Submitted to: Viruses
Publication Type: Peer Reviewed Journal
Publication Acceptance Date: 2/13/2023
Publication Date: N/A
Citation: N/A

Interpretive Summary: African swine fever virus (ASFV) causes a devastating disease in swine, called African swine fever (ASF), that is currently spreading across Europe, Asia and recently appeared in the Americas.
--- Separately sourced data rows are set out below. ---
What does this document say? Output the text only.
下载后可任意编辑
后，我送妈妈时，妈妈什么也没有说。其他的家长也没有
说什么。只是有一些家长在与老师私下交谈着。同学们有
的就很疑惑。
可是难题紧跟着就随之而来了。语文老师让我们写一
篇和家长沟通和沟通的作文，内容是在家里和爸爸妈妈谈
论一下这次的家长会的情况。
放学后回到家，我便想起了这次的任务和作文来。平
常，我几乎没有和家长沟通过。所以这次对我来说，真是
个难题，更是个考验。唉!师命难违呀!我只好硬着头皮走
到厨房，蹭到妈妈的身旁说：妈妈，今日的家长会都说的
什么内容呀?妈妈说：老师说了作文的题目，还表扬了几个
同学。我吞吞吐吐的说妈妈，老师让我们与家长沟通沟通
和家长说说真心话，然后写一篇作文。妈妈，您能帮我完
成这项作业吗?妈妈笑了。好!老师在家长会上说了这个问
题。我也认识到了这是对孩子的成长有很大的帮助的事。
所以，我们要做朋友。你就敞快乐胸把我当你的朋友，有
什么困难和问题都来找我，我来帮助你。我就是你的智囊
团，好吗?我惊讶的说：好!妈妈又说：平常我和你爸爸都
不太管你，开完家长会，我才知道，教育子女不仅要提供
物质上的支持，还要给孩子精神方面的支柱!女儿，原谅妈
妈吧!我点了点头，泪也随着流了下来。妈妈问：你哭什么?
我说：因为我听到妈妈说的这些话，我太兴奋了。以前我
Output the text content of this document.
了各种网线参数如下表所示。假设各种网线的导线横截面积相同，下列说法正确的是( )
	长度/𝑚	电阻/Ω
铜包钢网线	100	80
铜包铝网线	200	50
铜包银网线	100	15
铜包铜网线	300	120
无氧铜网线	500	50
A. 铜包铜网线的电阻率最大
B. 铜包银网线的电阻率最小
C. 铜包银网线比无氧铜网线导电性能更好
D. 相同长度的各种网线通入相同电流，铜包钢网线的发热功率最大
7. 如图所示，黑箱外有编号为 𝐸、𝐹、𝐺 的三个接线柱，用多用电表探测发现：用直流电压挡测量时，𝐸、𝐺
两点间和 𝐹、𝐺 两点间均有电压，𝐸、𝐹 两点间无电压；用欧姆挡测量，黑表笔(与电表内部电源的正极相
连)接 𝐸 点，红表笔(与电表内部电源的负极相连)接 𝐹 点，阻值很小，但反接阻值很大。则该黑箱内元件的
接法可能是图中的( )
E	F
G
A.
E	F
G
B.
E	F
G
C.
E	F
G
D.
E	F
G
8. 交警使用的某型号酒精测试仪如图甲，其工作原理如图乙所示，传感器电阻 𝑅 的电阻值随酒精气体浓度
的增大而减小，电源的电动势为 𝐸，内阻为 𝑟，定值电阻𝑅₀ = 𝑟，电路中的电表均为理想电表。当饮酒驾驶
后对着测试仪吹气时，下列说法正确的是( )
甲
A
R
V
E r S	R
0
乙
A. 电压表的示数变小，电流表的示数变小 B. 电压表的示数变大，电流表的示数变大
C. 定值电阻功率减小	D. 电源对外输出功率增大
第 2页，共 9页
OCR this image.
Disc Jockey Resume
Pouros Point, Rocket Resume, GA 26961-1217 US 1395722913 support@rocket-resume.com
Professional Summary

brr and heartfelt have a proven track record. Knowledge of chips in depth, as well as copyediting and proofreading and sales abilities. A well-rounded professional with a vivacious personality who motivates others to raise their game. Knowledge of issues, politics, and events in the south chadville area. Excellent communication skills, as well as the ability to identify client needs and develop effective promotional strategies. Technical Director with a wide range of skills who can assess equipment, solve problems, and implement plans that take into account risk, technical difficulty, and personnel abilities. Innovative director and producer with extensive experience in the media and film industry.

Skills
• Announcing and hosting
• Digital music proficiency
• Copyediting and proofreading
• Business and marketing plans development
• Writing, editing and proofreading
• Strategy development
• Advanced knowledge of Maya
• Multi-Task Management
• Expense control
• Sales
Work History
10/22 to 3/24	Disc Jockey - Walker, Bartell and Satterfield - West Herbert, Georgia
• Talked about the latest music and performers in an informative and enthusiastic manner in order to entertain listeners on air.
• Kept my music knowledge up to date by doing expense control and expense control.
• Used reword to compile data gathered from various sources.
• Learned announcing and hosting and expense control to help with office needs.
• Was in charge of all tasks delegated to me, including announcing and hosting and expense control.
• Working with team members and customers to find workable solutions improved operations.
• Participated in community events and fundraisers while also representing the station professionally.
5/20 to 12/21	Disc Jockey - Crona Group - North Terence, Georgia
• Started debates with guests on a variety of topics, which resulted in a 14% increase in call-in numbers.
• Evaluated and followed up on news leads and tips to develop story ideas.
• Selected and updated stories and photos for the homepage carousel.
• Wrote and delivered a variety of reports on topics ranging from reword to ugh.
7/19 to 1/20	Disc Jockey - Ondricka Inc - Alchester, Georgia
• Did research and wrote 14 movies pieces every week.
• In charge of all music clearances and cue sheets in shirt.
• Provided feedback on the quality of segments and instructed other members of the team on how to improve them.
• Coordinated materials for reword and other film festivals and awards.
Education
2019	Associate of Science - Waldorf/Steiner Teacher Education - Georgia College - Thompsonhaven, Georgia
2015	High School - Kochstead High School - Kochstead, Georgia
Here we report on the function of a new gene in ASF where deletion of that gene is not necessary for the virus to replicate in cell cultures or to cause disease in swine.

Technical Abstract: African swine fever virus (ASFV) is the etiological agent of an economically important disease of swine currently affecting large areas of Africa, Eurasia and the Caribbean. ASFV has a complex structure harboring a large dsDNA genome which encodes for more than 160 proteins. One of the proteins, E66L, has recently been involved in arresting gene transcription in the infected host cell. Here, we investigate the role of E66L in the processes of virus replication in swine macrophages and disease production in domestic swine. A recombinant ASFV was developed (ASFV-G-DeltaE66L), from the virulent parental Georgia 2010 isolate (ASFV-G), harboring the deletion of the E66L gene as a tool to assess the role of the gene. ASFV-G-DeltaE66L showed that the E66L gene is non-essential for ASFV replication in primary swine macrophages when compared with the parental highly virulent field isolate ASFV-G. Additionally, domestic pigs infected with ASFV-G-DeltaE66L developed a clinical disease undistinguishable from that produced by ASFV-G. Therefore, E66L is not involved in virus replication or virulence in domestic pigs.